The same can be said of our views of the Metaverse and of Artificial Intelligence. They may not work at the first attempt, or even the second, or third, but sometime in the future they will.

But as we’ve said above, and will continue to insist, the fundamental reality doesn’t need to line up with the market.

Things are never truly black and white, and they come in a spectrum: on the AI front, there are businesses with applications that have been literally battle tested, albeit lacking in the sexy personal touch – some are listed, like Palantir and C3.ai, even if trying to analyse them has historically proven to be pretty much a black box, coming with the territory of US government contracts.

These aren’t limited to US names – Chinese companies like iFlytek, Sensetime and even Baidu have been building on AI for years now. Their narratives have been around for years, but no one really bothered until the zeitgeist caught up. Now could be their time to shine – certainly at the minimum for their stock prices.

And then there are the heroes that capture the public imagination, like OpenAI, providing the skeleton around which the entire story can develop. Private or public alike, they are the protagonists of our story.

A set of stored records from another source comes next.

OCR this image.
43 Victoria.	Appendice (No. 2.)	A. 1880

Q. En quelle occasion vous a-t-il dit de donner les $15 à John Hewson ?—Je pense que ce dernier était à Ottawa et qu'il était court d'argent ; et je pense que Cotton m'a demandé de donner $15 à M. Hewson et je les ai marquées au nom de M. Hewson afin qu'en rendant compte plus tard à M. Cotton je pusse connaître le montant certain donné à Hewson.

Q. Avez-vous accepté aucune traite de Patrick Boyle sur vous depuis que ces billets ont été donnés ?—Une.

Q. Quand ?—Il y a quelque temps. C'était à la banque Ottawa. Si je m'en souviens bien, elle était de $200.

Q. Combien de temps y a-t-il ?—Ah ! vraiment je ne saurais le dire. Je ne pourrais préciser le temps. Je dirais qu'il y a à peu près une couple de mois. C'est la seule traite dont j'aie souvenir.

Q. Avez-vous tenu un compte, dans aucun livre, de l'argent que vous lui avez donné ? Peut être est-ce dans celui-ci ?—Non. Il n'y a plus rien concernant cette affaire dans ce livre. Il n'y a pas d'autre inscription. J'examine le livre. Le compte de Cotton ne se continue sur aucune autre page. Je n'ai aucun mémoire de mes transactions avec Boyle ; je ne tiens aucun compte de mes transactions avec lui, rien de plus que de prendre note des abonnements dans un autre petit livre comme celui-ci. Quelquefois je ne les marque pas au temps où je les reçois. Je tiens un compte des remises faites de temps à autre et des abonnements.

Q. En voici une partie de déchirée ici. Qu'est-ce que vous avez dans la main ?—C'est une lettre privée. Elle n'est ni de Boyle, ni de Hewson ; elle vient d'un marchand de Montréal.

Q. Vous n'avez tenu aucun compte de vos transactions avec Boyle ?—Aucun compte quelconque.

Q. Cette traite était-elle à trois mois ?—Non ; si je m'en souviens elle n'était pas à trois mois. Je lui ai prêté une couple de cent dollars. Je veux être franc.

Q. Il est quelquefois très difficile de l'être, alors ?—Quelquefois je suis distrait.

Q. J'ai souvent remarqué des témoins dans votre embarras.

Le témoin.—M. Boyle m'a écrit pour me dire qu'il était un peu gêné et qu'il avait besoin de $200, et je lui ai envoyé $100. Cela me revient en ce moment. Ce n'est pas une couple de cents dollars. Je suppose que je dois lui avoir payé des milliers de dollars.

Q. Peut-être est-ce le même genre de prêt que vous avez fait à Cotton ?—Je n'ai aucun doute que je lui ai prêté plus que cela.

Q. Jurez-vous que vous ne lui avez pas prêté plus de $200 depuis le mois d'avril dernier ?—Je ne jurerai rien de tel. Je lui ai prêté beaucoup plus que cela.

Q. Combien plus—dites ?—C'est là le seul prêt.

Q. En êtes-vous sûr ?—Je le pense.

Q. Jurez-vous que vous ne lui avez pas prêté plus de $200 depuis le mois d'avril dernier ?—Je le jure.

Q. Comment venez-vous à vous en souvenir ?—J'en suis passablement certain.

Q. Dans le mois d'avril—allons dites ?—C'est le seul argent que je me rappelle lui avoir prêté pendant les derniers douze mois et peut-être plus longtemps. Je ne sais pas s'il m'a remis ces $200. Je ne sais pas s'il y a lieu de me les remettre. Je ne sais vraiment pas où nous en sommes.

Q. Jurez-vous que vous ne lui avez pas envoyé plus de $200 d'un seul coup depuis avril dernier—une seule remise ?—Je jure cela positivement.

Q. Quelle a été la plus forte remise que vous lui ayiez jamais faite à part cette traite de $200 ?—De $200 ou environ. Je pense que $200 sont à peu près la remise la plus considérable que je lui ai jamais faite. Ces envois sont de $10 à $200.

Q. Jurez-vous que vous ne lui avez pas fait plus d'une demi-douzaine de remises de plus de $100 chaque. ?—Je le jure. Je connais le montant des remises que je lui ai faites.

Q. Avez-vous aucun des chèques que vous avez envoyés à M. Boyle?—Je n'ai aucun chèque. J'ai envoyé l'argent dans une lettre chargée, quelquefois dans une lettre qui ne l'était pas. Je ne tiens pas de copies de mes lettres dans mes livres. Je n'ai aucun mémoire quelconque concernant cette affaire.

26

And then there are the challengers: some may have valid technologies that simply need more work, some are trading up just because somewhere in their name, URL or website text it says “AI”. Chances are they’re very early stage – maybe they come good in the end, maybe they’re just vapourware, who knows.

But it is in this last group that the bubbling is going to be most pronounced.

This much is clear, though: the number of people calling this a bubble and deciding to stay out suggests that this bubble could well have some way to go.

Where one decides to apply the principle of that famous Soros quote regarding bubbles is then simply a function of risk appetite.